20 August 2016 12:10:34 IST

Guns and posers

Jonah Hill, who reportedly has put on more weight for this part, is a riot each time he’s raging, which is almost through the whole film.

Genre: Biography

Director: Todd Philips

Cast: Jonah Hill, Miles Teller, Bradley Cooper

Storyline: The true story two young men who won an arms contract worth millions of dollars from the Pentagon

Bottomline: Plenty of superficial laughter

War Dogs reminded me of quite a few films that were far more successful at doing what it tries to do. It begins by showing a gun pointed at one of the protagonists, David Packouz (Miles Teller), who coolly takes on narrating responsibilities and makes a comment to us about the gun’s making. “It’s a Jericho 941RS, and it costs $300.” I almost expected him to continue, “I know this because Tyler knows this.” More parallels with Fight Club emerge when you learn that the narrator is as fragile and easily influenced as the one in the Fincher film; he too needs to be ‘rescued’ by an alpha male, Efraim Diveroli (the hilarious Jonah Hill), who, at the first sign of trouble, doesn’t mind shooting his AK47 into the sky. He is every bit as manipulative and power-hungry as Tyler, and even his laugh is as deranged.

Shortly, I found myself thinking about The Wolf of Wall Street for is it possible not to, when you have Jonah Hill playing an obnoxious, money-minded character in a film that is based on a true story about corruption? Jonah, who gets taken in by the charms of DiCaprio in the Scorcese film, has graduated to playing the charmer himself, although his charms are rooted firmly in the field of hostile humour. He’s the one calling the shots, duping the government, and mouthing obscenities (oh yes, there are a lot of them) like, “F*** the taxpayer.”

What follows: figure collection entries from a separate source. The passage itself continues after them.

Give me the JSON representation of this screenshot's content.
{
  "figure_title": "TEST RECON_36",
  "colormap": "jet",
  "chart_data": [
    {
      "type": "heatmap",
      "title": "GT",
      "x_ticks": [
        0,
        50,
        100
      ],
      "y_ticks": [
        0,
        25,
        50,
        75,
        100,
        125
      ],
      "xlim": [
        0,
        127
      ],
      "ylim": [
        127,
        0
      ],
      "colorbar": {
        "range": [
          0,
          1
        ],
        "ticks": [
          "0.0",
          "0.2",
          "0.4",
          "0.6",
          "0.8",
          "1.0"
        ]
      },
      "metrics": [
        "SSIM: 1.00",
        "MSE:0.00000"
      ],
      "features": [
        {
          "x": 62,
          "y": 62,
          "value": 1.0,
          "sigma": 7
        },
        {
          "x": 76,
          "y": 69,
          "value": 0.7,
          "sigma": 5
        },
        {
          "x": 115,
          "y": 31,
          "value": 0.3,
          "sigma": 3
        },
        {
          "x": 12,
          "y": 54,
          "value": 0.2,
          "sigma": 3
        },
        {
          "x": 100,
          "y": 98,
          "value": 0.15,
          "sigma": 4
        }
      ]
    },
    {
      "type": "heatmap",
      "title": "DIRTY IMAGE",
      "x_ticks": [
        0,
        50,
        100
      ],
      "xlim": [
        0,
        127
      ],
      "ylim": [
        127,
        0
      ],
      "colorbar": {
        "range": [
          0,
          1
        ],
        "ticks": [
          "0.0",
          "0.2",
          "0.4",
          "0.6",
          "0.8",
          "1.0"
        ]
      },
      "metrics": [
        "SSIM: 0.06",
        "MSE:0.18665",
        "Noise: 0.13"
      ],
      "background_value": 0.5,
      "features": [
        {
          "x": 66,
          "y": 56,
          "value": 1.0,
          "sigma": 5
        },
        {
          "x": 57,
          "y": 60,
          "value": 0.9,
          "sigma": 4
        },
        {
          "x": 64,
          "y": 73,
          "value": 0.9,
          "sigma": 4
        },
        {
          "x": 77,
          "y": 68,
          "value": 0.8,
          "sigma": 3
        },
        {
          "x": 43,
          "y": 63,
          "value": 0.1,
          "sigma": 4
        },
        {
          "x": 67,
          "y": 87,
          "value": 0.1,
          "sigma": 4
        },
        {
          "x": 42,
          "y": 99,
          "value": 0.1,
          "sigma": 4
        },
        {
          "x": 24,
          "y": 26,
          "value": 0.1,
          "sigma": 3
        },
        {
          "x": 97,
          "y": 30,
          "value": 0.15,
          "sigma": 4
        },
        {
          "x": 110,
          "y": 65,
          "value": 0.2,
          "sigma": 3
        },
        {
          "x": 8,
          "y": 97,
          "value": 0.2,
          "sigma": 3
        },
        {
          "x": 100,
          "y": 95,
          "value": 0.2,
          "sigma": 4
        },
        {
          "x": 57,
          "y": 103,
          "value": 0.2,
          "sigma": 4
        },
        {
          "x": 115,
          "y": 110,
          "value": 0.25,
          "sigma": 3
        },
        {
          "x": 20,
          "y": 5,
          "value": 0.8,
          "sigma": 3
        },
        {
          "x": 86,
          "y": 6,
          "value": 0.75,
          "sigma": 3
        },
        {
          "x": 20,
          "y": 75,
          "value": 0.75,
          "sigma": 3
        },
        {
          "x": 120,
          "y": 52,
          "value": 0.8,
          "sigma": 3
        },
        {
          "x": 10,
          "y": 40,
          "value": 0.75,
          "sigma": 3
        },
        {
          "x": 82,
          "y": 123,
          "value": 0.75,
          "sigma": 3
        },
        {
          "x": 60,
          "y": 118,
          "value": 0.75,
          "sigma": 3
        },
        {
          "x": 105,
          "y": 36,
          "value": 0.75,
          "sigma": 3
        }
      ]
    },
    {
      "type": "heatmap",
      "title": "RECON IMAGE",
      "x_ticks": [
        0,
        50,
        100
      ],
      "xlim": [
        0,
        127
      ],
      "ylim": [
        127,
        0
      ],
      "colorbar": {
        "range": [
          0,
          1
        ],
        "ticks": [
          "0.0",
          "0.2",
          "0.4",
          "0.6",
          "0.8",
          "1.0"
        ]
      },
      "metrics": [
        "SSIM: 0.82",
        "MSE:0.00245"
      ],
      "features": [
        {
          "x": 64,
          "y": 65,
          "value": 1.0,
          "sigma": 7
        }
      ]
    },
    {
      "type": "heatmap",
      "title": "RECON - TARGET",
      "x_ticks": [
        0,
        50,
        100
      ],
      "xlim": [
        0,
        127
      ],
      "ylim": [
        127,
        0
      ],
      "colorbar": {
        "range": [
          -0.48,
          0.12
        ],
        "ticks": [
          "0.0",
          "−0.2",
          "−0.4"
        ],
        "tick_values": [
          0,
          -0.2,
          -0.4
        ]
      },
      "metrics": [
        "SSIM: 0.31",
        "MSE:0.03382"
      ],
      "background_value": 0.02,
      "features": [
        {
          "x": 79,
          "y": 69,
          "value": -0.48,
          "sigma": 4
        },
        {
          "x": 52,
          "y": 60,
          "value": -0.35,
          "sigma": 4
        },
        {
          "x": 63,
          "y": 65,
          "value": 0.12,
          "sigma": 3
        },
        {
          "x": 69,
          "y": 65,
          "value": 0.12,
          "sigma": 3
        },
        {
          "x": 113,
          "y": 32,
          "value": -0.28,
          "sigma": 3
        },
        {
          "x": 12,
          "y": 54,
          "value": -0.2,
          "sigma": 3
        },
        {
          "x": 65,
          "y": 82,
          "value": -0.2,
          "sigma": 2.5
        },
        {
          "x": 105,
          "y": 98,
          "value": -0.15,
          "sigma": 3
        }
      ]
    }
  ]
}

I’d have included The Big Short in this list too for how War Dogs is a take on a recent American scandal, but the film, despite simplifying a complex topic — arms smuggling — like the former, never really feels as serious, thanks largely due to its eagerness at making the most of Jonah Hill. The upside to doing so, however, is that there are plenty of laugh-out-loud moments, especially in the first half. The actor, who reportedly has put on more weight for this part, is a riot each time he’s raging, which is almost through the whole film. In one memorably hysterical scene, a job applicant asks him what his company’s name, AEY, expands to. He condescendingly answers that much like IBM, AEY is just a made-up acronym to feign seriousness. I challenge you not to laugh out loud when Jonah looks stone-faced as the applicant goes on to tell him IBM’s expansion. Interestingly though, AEY, unlike otherwise said in the film, is actually made up of the initials of Efraim and his siblings. If Jonah read this, he’d likely ask me to “get the f*** out for being a big nerd.”

Some of the best bits — or should I say, jokes — come in the first half, like when Efraim and David are forced to drive a truckload of guns into Baghdad from Jordan, through, as they later learn, ‘the triangle of death’. Efraim makes the most of this term by milking it for a thoroughly indecent joke, but hilarious nevertheless. So long as these jokes keep coming, like bullets from an AK47, you don’t realise how myopic the vision of the film is. It has no opinion on war; it isn’t concerned with exposing the US government for the procedural mistakes that allowed two twenty-somethings (Efraim and David) to bag an arms contract worth millions of dollars; it isn’t even interested in any emotional tangles (the one concerning David and his wife is solved too easily). This lack of depth gets exposed calamitously during the latter half when the film’s veil of comedy drops; even Jonah Hill fails to make it all seem engaging. This likely explains the casting of Bradley Cooper, who, I’d guess, was paying off a debt. There can be no other reason for his deciding to play the role.

Much like Pete’s Dragon that also released this week, music is a large part of what’s enjoyable about War Dogs. As Efraim and David set about scamming their way through their arms deals, Pink Floyd’s Wish You Were Here kicks in — specifically the line, ‘We’re just two lost souls swimming in a fish bowl’ that emphasises how they are going in circles, making the same mistakes. It’s an entertaining sequence, but surprisingly deep too. The same can’t be said about the film.